Marie-Hélène Breillat peint une spirale colorée sur une toile dans un atelier lumineux

Marie-Hélène Breillat : l’éclat brisé d’une icône des années soixante-dix

Le destin de Marie-Hélène Breillat ressemble à la trajectoire d’une étoile filante dans le ciel du cinéma français. Révélée au grand public à la fin des années 1960, cette artiste aux multiples facettes a rapidement conquis les écrans avant de s’évanouir brusquement de la scène publique. Son parcours, marqué par des collaborations prestigieuses et une métamorphose artistique forcée, raconte l’histoire d’une femme libre qui a su réinventer sa créativité loin des projecteurs.

Aujourd’hui, alors qu’elle partage son existence entre l’Inde et l’Égypte, son héritage cinématographique et littéraire continue de fasciner les cinéphiles. Retour sur la vie tumultueuse d’une actrice incandescente qui a marqué sa génération.

De la Gironde aux planches parisiennes : la naissance d’une vocation

Née le 2 juin 1947 à Talence en Gironde, la future comédienne grandit au sein d’une famille bourgeoise. Son père, médecin de profession, déplace sa pratique de Bordeaux vers Niort, puis Tours, où elle passe une adolescence un peu étouffante. Passionnée de lecture, la jeune fille rêve d’ailleurs et décide de s’installer à Paris pour s’émanciper. C’est sa sœur cadette de treize mois, la future réalisatrice Catherine Breillat, qui l’incite à suivre des cours de théâtre au Studio d’Entraînement de l’Acteur d’Yves Furet.
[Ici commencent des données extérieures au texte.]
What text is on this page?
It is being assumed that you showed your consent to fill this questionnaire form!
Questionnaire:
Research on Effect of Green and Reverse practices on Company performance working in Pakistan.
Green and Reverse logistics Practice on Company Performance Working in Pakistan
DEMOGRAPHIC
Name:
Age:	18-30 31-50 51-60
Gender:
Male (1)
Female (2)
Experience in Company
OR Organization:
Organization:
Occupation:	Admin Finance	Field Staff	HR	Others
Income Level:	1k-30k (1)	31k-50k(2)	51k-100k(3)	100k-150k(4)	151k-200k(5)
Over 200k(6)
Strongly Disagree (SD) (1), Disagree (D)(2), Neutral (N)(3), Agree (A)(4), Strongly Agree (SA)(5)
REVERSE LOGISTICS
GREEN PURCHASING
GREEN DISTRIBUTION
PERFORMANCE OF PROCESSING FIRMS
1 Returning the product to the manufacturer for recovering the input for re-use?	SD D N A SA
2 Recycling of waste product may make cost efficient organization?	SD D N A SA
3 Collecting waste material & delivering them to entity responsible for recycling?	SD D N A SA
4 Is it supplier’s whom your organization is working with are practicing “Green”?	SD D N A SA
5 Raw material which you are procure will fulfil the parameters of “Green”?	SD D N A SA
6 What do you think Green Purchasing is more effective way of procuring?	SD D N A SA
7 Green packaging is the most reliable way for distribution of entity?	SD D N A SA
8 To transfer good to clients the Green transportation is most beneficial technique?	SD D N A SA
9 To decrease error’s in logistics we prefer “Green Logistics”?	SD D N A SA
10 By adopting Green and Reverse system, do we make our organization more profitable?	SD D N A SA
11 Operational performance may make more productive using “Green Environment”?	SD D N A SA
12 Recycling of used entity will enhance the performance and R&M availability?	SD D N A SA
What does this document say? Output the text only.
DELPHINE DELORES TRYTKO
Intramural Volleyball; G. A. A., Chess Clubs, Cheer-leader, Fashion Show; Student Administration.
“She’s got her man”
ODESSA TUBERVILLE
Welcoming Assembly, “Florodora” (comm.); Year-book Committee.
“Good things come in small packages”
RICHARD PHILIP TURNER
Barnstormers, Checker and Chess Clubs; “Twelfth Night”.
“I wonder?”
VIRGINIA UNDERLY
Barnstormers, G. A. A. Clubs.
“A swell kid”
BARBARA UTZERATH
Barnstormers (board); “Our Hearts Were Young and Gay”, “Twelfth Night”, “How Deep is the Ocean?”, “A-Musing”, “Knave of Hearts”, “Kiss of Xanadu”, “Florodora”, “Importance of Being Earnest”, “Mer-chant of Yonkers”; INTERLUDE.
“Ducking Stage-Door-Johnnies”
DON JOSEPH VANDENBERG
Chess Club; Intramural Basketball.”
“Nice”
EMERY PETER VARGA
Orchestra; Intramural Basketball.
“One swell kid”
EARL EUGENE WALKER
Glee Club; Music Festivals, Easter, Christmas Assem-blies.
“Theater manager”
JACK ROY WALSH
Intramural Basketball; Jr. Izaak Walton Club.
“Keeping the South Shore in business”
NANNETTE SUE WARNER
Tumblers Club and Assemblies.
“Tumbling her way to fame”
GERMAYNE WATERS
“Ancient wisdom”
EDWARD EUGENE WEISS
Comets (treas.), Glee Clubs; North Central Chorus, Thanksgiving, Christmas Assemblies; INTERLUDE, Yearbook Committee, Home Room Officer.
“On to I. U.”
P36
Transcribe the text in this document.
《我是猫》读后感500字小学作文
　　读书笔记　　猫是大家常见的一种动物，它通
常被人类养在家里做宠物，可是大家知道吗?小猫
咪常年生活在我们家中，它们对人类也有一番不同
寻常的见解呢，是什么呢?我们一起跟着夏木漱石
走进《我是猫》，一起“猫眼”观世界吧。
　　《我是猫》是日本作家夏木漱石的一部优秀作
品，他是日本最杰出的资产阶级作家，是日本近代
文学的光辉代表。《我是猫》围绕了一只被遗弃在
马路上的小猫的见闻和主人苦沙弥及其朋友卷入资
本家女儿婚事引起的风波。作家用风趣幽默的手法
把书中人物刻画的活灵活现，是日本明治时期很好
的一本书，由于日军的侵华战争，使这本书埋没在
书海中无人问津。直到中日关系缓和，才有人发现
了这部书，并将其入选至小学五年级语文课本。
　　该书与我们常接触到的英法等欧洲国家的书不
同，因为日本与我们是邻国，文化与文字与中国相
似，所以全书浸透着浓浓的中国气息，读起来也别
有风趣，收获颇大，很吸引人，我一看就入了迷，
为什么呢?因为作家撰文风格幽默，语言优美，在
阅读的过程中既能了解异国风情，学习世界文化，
Ses débuts sont rapides. Repérée par de grands réalisateurs de télévision alors qu’elle fait de la figuration, elle décroche en 1967 le rôle principal de Bernadette Soubirous dans L’Affaire Lourdes sous la direction de Marcel Bluwal. Au théâtre, elle s’illustre dès 1966 dans la pièce Le Knack, confirmant un tempérament dramatique prometteur.

L’ascension d’une figure incontournable du cinéma et de la télévision

Durant les années 1970, l’actrice française enchaîne les projets marquants au cinéma. Elle collabore avec des cinéastes majeurs à travers des rôles audacieux :

  • Le rôle du « Serpent » dans Mourir d’aimer (1970) d’André Cayatte.
  • Le personnage de Nana dans Bof… Anatomie d’un livreur (1971) de Claude Faraldo.
  • Le rôle de Mouchette dans le mythique Le Dernier Tango à Paris (1972) de Bernardo Bertolucci.
  • Sybil Vane dans l’adaptation du Portrait de Dorian Gray (1977) signée Pierre Boutron.
  • Le premier rôle dans Tapage nocturne (1979), réalisé par sa propre sœur Catherine.

Parallèlement à sa carrière sur grand écran, elle épouse le cinéaste Édouard Molinaro en décembre 1972. Ensemble, ils connaissent un triomphe historique en 1978 grâce à l’adaptation télévisée des romans de Colette. En incarnant l’héroïne de la saga des Claudine, la comédienne s’impose dans le cœur des Français, rassemblant jusqu’à 15 millions de téléspectateurs devant leur poste.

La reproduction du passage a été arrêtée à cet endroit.